My agent couldn't sell the novel,  no matter how hard she tried, but it had - as she herself said - the most fulsomely complimentary set of rejections she had ever seen. One editor said she had 'stayed up all night reading it, couldn't put it down, wept buckets.' 

The stumbling block seemed to be its Polish setting. Nobody wanted to read a novel set in Poland, they said. 

Dear reader, I filed that original manuscript away in a box, where it sat mouldering for years. I still have that copy somewhere, out of pure sentimentality. It's on old flimsy paper,  typed - as far as I remember - on an early IBM Word Processor. 
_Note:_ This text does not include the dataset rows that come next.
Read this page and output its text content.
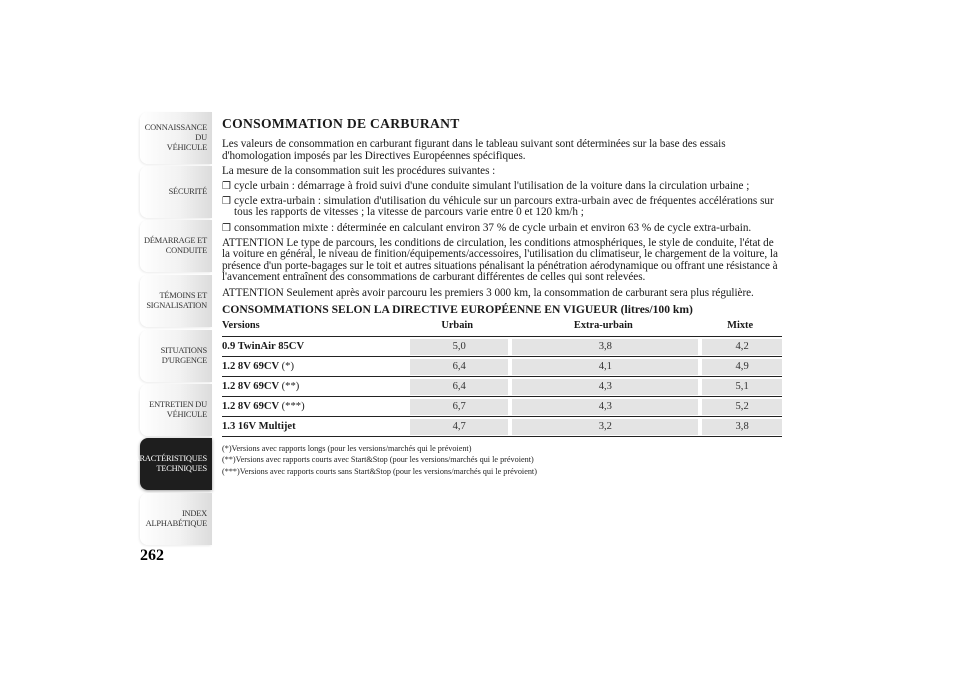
CONNAISSANCE DU
VÉHICULE
SÉCURITÉ
DÉMARRAGE ET
CONDUITE
TÉMOINS ET
SIGNALISATION
SITUATIONS
D'URGENCE
ENTRETIEN DU
VÉHICULE
CARACTÉRISTIQUES
TECHNIQUES
INDEX
ALPHABÉTIQUE
262
CONSOMMATION DE CARBURANT

Les valeurs de consommation en carburant figurant dans le tableau suivant sont déterminées sur la base des essais d'homologation imposés par les Directives Européennes spécifiques.

La mesure de la consommation suit les procédures suivantes :

❒ cycle urbain : démarrage à froid suivi d'une conduite simulant l'utilisation de la voiture dans la circulation urbaine ;

❒ cycle extra-urbain : simulation d'utilisation du véhicule sur un parcours extra-urbain avec de fréquentes accélérations sur tous les rapports de vitesses ; la vitesse de parcours varie entre 0 et 120 km/h ;

❒ consommation mixte : déterminée en calculant environ 37 % de cycle urbain et environ 63 % de cycle extra-urbain.

ATTENTION Le type de parcours, les conditions de circulation, les conditions atmosphériques, le style de conduite, l'état de la voiture en général, le niveau de finition/équipements/accessoires, l'utilisation du climatiseur, le chargement de la voiture, la présence d'un porte-bagages sur le toit et autres situations pénalisant la pénétration aérodynamique ou offrant une résistance à l'avancement entraînent des consommations de carburant différentes de celles qui sont relevées.

ATTENTION Seulement après avoir parcouru les premiers 3 000 km, la consommation de carburant sera plus régulière.

CONSOMMATIONS SELON LA DIRECTIVE EUROPÉENNE EN VIGUEUR (litres/100 km)
Versions	Urbain	Extra-urbain	Mixte
0.9 TwinAir 85CV	5,0	3,8	4,2

1.2 8V 69CV (*)	6,4	4,1	4,9

1.2 8V 69CV (**)	6,4	4,3	5,1

1.2 8V 69CV (***)	6,7	4,3	5,2

1.3 16V Multijet	4,7	3,2	3,8
(*)Versions avec rapports longs (pour les versions/marchés qui le prévoient)
(**)Versions avec rapports courts avec Start&Stop (pour les versions/marchés qui le prévoient)
(***)Versions avec rapports courts sans Start&Stop (pour les versions/marchés qui le prévoient)
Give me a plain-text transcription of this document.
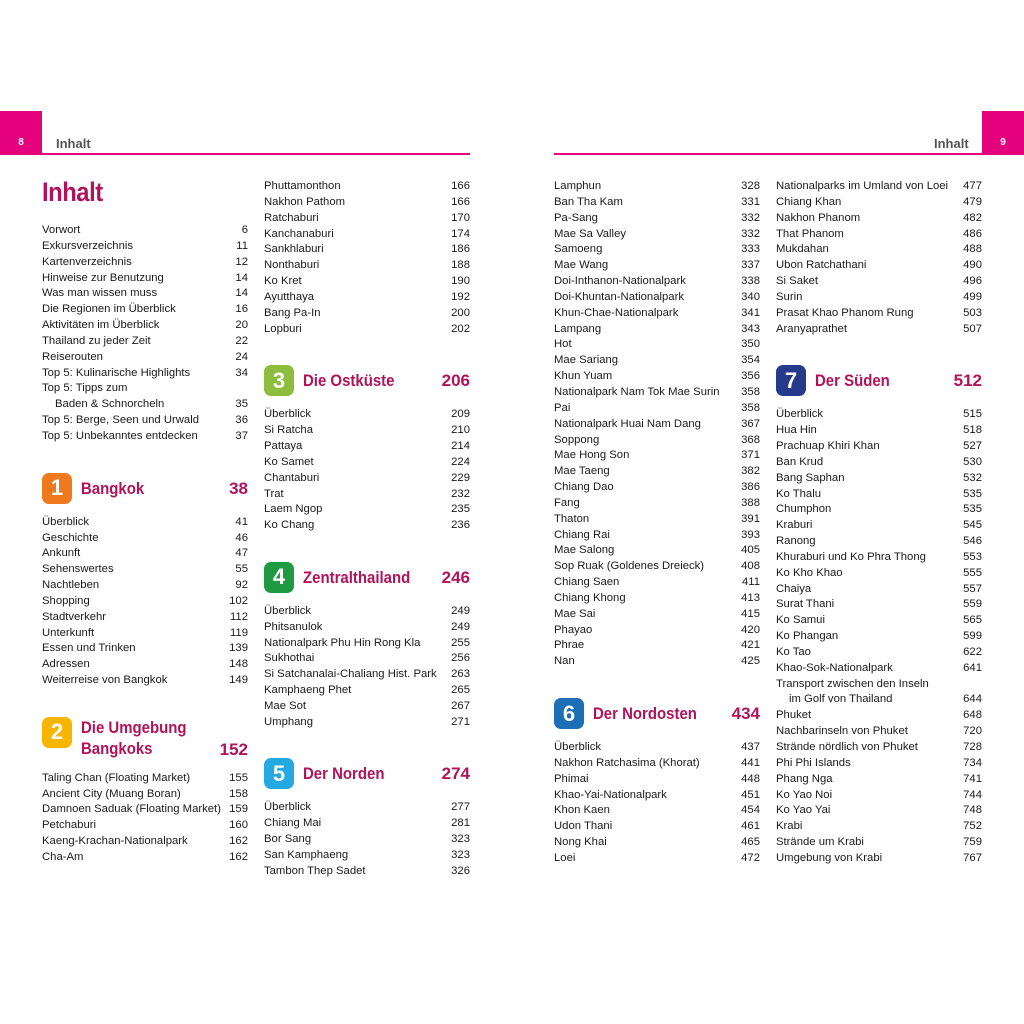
8	9
Inhalt	Inhalt
Inhalt
Vorwort	6
Exkursverzeichnis	11
Kartenverzeichnis	12
Hinweise zur Benutzung	14
Was man wissen muss	14
Die Regionen im Überblick	16
Aktivitäten im Überblick	20
Thailand zu jeder Zeit	22
Reiserouten	24
Top 5: Kulinarische Highlights	34
Top 5: Tipps zum
Baden & Schnorcheln	35
Top 5: Berge, Seen und Urwald	36
Top 5: Unbekanntes entdecken	37
1	Bangkok	38
Überblick	41
Geschichte	46
Ankunft	47
Sehenswertes	55
Nachtleben	92
Shopping	102
Stadtverkehr	112
Unterkunft	119
Essen und Trinken	139
Adressen	148
Weiterreise von Bangkok	149
2	Die Umgebung
Bangkoks	152
Taling Chan (Floating Market)	155
Ancient City (Muang Boran)	158
Damnoen Saduak (Floating Market) 159
Petchaburi	160
Kaeng-Krachan-Nationalpark	162
Cha-Am	162
Phuttamonthon	166
Nakhon Pathom	166
Ratchaburi	170
Kanchanaburi	174
Sankhlaburi	186
Nonthaburi	188
Ko Kret	190
Ayutthaya	192
Bang Pa-In	200
Lopburi	202
3	Die Ostküste	206
Überblick	209
Si Ratcha	210
Pattaya	214
Ko Samet	224
Chantaburi	229
Trat	232
Laem Ngop	235
Ko Chang	236
4	Zentralthailand 246
Überblick	249
Phitsanulok	249
Nationalpark Phu Hin Rong Kla	255
Sukhothai	256
Si Satchanalai-Chaliang Hist. Park 263
Kamphaeng Phet	265
Mae Sot	267
Umphang	271
5	Der Norden	274
Überblick	277
Chiang Mai	281
Bor Sang	323
San Kamphaeng	323
Tambon Thep Sadet	326
Lamphun	328
Ban Tha Kam	331
Pa-Sang	332
Mae Sa Valley	332
Samoeng	333
Mae Wang	337
Doi-Inthanon-Nationalpark	338
Doi-Khuntan-Nationalpark	340
Khun-Chae-Nationalpark	341
Lampang	343
Hot	350
Mae Sariang	354
Khun Yuam	356
Nationalpark Nam Tok Mae Surin 358
Pai	358
Nationalpark Huai Nam Dang	367
Soppong	368
Mae Hong Son	371
Mae Taeng	382
Chiang Dao	386
Fang	388
Thaton	391
Chiang Rai	393
Mae Salong	405
Sop Ruak (Goldenes Dreieck)	408
Chiang Saen	411
Chiang Khong	413
Mae Sai	415
Phayao	420
Phrae	421
Nan	425
6	Der Nordosten 434
Überblick	437
Nakhon Ratchasima (Khorat)	441
Phimai	448
Khao-Yai-Nationalpark	451
Khon Kaen	454
Udon Thani	461
Nong Khai	465
Loei	472
Nationalparks im Umland von Loei 477
Chiang Khan	479
Nakhon Phanom	482
That Phanom	486
Mukdahan	488
Ubon Ratchathani	490
Si Saket	496
Surin	499
Prasat Khao Phanom Rung	503
Aranyaprathet	507
7	Der Süden	512
Überblick	515
Hua Hin	518
Prachuap Khiri Khan	527
Ban Krud	530
Bang Saphan	532
Ko Thalu	535
Chumphon	535
Kraburi	545
Ranong	546
Khuraburi und Ko Phra Thong	553
Ko Kho Khao	555
Chaiya	557
Surat Thani	559
Ko Samui	565
Ko Phangan	599
Ko Tao	622
Khao-Sok-Nationalpark	641
Transport zwischen den Inseln
im Golf von Thailand	644
Phuket	648
Nachbarinseln von Phuket	720
Strände nördlich von Phuket	728
Phi Phi Islands	734
Phang Nga	741
Ko Yao Noi	744
Ko Yao Yai	748
Krabi	752
Strände um Krabi	759
Umgebung von Krabi	767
I pressed on with my radio drama career and my theatre career, and even when I went back to novels and had some success - originally with a novel called The Curiosity Cabinet that is still in print with its gorgeous Saraband cover and many glowing reviews - I occasionally thought about chucking the Amber Heart in the bin. But I would start to read it, and realise that there was something about it ... something about Poland too. I wrote a stage play about the rise of Solidarity and three radio plays with Polish settings: Gnats, Amber and Noon Ghosts. 

Many years later, the novel was still nagging away at me. In between projects, I got down that faded manuscript and typed it up again. It's a long book and it was a big task, since I was editing as I went. In between times, I had acquired another agent. He read this new version and liked it, but suggested deleting the last third. Later, a different agent suggested deleting the first third. It was certainly much too long. Over several years, in between other projects, I reworked it completely in the light of all that I had learned since that first draft, and did, in fact, delete quite a lot of it, but not the beginning or the end! It's still quite a big book. 

Now, I can say with a certain amount of confidence that this is the definitive final draft and I don't intend to edit it ever again. It has to get out there and take its chance. It's on Amazon as an eBook and also as a paperback, designed by the talented Lumphanan Press, so you can take your pick. 

The criticisms I have had of it over the years have mostly been from mostly male Polish historians, who thought there was 'insufficient historical detail' and wanted it to be a factual account of those times. But that wasn't what I was writing, although I think such detail as there is, is accurate. 

Let's hope they like The Last Lancer better, although it's still a saga of conflict, love and loss, albeit a true one, so extraordinary that I could never have made it up. 

Anyway, if you fancy reading the Amber Heart, you can download the eBook free on 14th February (and for the two following days as well), Valentine's day, which seems a pretty good day to offer my readers the gift of a big bold tragic love story.